I have a strange behaviour with an application. Some content will be shown correctly on Internet Explorer but will not be displayed at all on Chrome. Reproducing the error on another client is not possible (it works on both) and also I cannot test it on the client that has the problem, because it is in production and I do not have access. The only way is to check first the logs and see what is going on. The plan is to see both requests that load the content from the server, with IE and with Chrome and try maybe to find any difference.
In the logs I see something like:
User-Agent: Mozilla/5.0 (Windows NT 10.0; Win64; x64) AppleWebKit/537.36 (KHTML, like Gecko) Chrome/73.0.3683.75 Safari/537.36
I don't understand how it can be possible in the User-Agent
in header of the HTTP request to be included three different browsers?! How do I know from which browser was made the request?
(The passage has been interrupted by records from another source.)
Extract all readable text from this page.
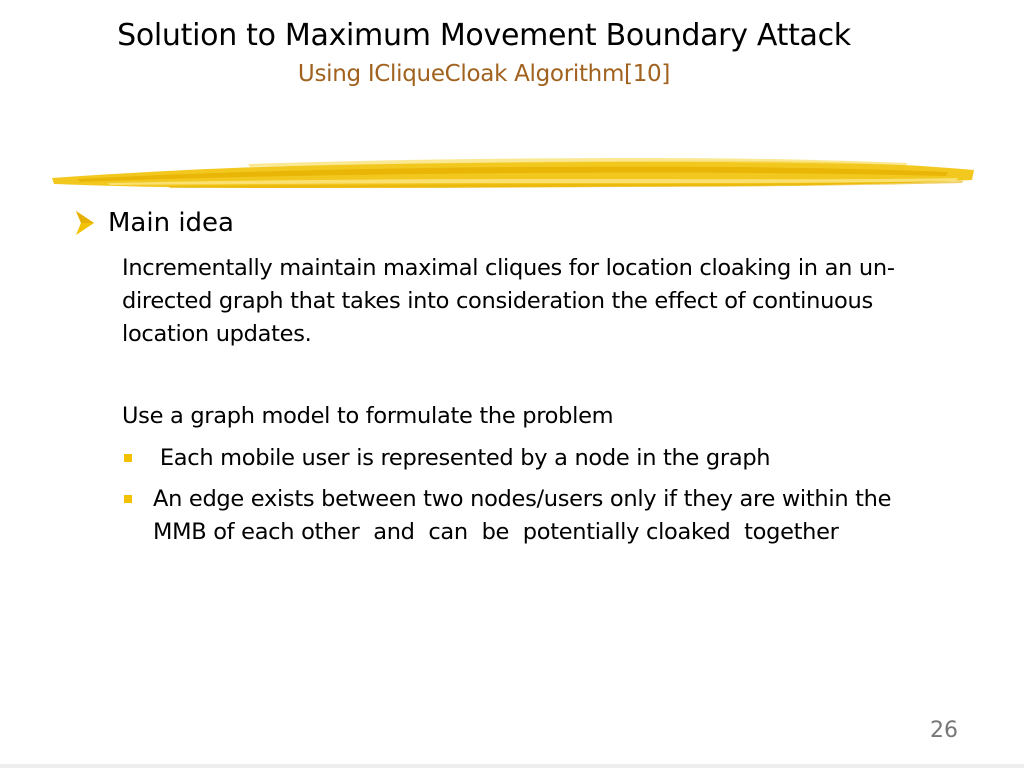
Solution to Maximum Movement Boundary Attack
Using ICliqueCloak Algorithm[10]
Main idea
Incrementally maintain maximal cliques for location cloaking in an un-directed graph that takes into consideration the effect of continuous location updates.
Use a graph model to formulate the problem
Each mobile user is represented by a node in the graph
An edge exists between two nodes/users only if they are within the MMB of each other  and  can  be  potentially cloaked  together
26
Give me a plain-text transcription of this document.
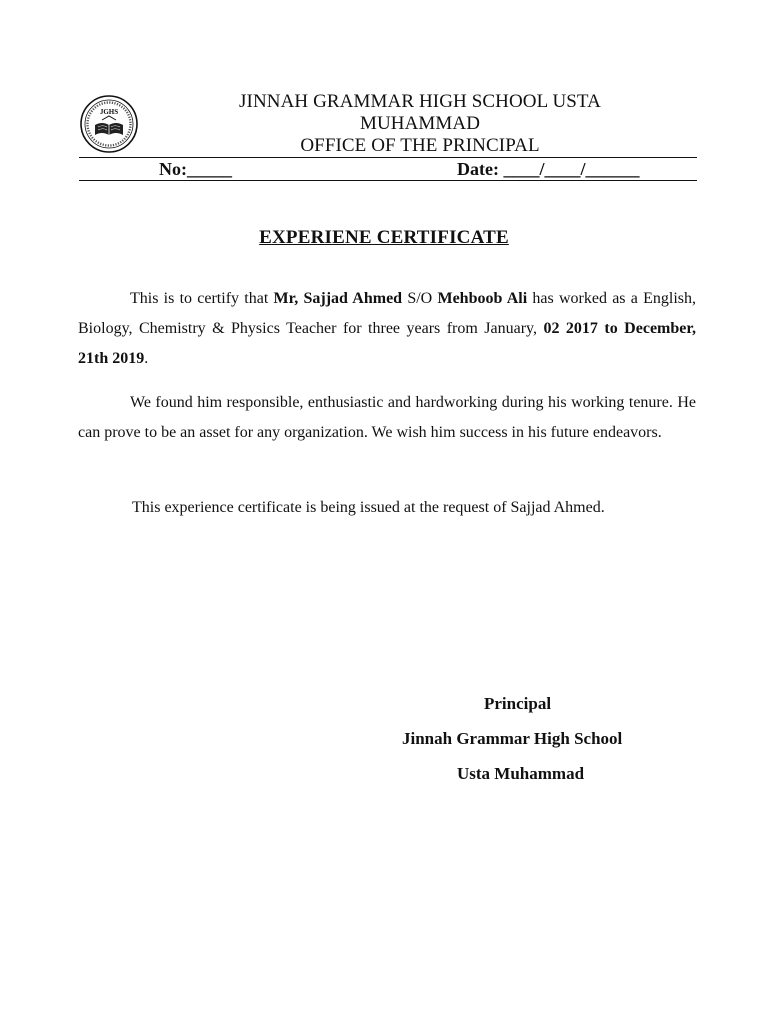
JGHS	JINNAH GRAMMAR HIGH SCHOOL USTA
MUHAMMAD
OFFICE OF THE PRINCIPAL
No:_____	Date: ____/____/______
EXPERIENE CERTIFICATE

This is to certify that Mr, Sajjad Ahmed S/O Mehboob Ali has worked as a English, Biology, Chemistry & Physics Teacher for three years from January, 02 2017 to December, 21th 2019.

We found him responsible, enthusiastic and hardworking during his working tenure. He can prove to be an asset for any organization. We wish him success in his future endeavors.

This experience certificate is being issued at the request of Sajjad Ahmed.

Principal
Jinnah Grammar High School
Usta Muhammad
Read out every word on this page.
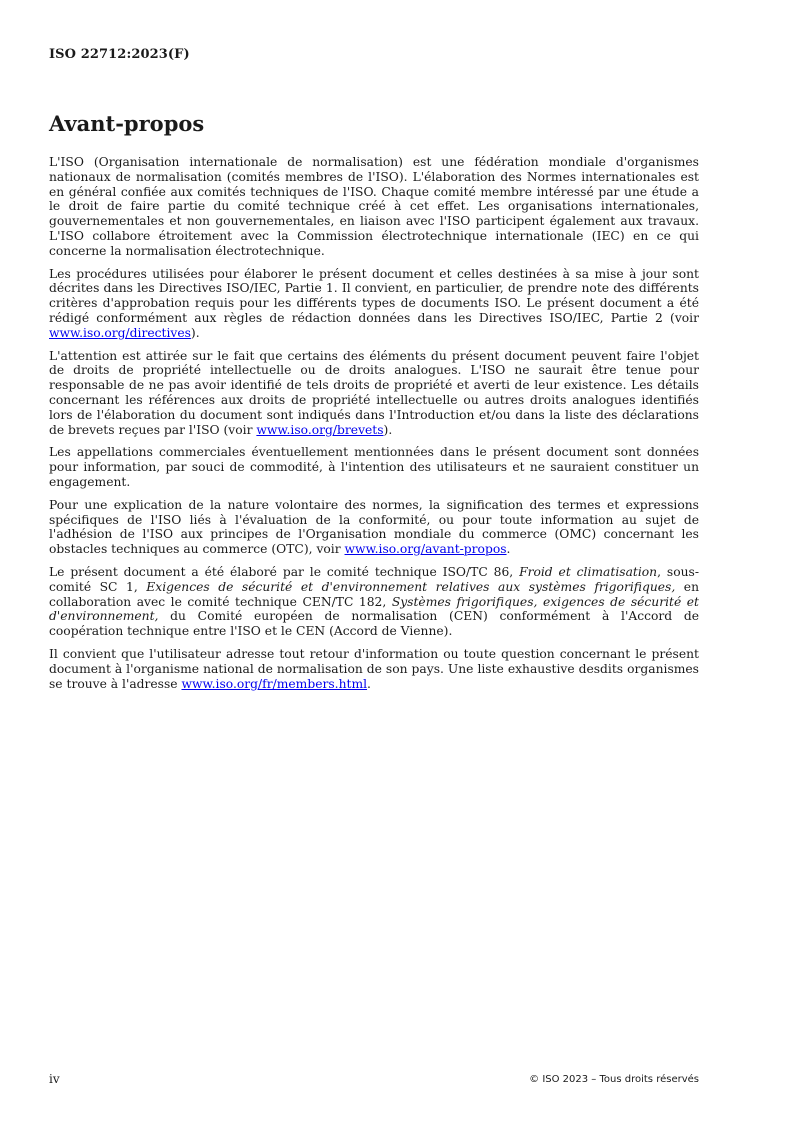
ISO 22712:2023(F)
Avant-propos

L'ISO (Organisation internationale de normalisation) est une fédération mondiale d'organismes nationaux de normalisation (comités membres de l'ISO). L'élaboration des Normes internationales est en général confiée aux comités techniques de l'ISO. Chaque comité membre intéressé par une étude a le droit de faire partie du comité technique créé à cet effet. Les organisations internationales, gouvernementales et non gouvernementales, en liaison avec l'ISO participent également aux travaux. L'ISO collabore étroitement avec la Commission électrotechnique internationale (IEC) en ce qui concerne la normalisation électrotechnique.

Les procédures utilisées pour élaborer le présent document et celles destinées à sa mise à jour sont décrites dans les Directives ISO/IEC, Partie 1. Il convient, en particulier, de prendre note des différents critères d'approbation requis pour les différents types de documents ISO. Le présent document a été rédigé conformément aux règles de rédaction données dans les Directives ISO/IEC, Partie 2 (voir www.iso.org/directives).

L'attention est attirée sur le fait que certains des éléments du présent document peuvent faire l'objet de droits de propriété intellectuelle ou de droits analogues. L'ISO ne saurait être tenue pour responsable de ne pas avoir identifié de tels droits de propriété et averti de leur existence. Les détails concernant les références aux droits de propriété intellectuelle ou autres droits analogues identifiés lors de l'élaboration du document sont indiqués dans l'Introduction et/ou dans la liste des déclarations de brevets reçues par l'ISO (voir www.iso.org/brevets).

Les appellations commerciales éventuellement mentionnées dans le présent document sont données pour information, par souci de commodité, à l'intention des utilisateurs et ne sauraient constituer un engagement.

Pour une explication de la nature volontaire des normes, la signification des termes et expressions spécifiques de l'ISO liés à l'évaluation de la conformité, ou pour toute information au sujet de l'adhésion de l'ISO aux principes de l'Organisation mondiale du commerce (OMC) concernant les obstacles techniques au commerce (OTC), voir www.iso.org/avant-propos.

Le présent document a été élaboré par le comité technique ISO/TC 86, Froid et climatisation, sous-comité SC 1, Exigences de sécurité et d'environnement relatives aux systèmes frigorifiques, en collaboration avec le comité technique CEN/TC 182, Systèmes frigorifiques, exigences de sécurité et d'environnement, du Comité européen de normalisation (CEN) conformément à l'Accord de coopération technique entre l'ISO et le CEN (Accord de Vienne).

Il convient que l'utilisateur adresse tout retour d'information ou toute question concernant le présent document à l'organisme national de normalisation de son pays. Une liste exhaustive desdits organismes se trouve à l'adresse www.iso.org/fr/members.html.

iv	© ISO 2023 – Tous droits réservés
This is a "pretend to be someone else " behaviour in browser world. Many browsers (if not all) adopted this strategy, for practical reason. There are a lot of articles describing this issue, e.g. user-agent-string-history
For the example in question: Mozilla/5.0 (Windows NT 10.0; Win64; x64) AppleWebKit/537.36 (KHTML, like Gecko) Chrome/73.0.3683.75 Safari/537.36
, it is Chrome 73 on Windows.
For OP's question in the comment:
Why does a browser behaves like that?
-- Because many website/webpage will sniff which browser is visiting the page, and only deliver some features if the browser is IE/Mozilla/... (BAD programming practice, but...anyway, it happens, especially in the old days of Internet). In that case, if a new browser is released and want to show user the same feature for that page, it has to be pretend as IE/Mozilla/...
Does it means that I cannot find the information I need from this logs?
You can. But you need to match the User-Agent
precisely with User-Agent database, there are more than 2,100,000 User-Agent string... Please check https://developers.whatismybrowser.com/useragents/explore/software_type_specific/web-browser/2
And why do I see sometimes only one entry in the User-Agent header property?
Because some user-agent decide not to pretend it's someone else. A typical example is command line HTTP client such as curl, which doesn't need to handle browser sniff.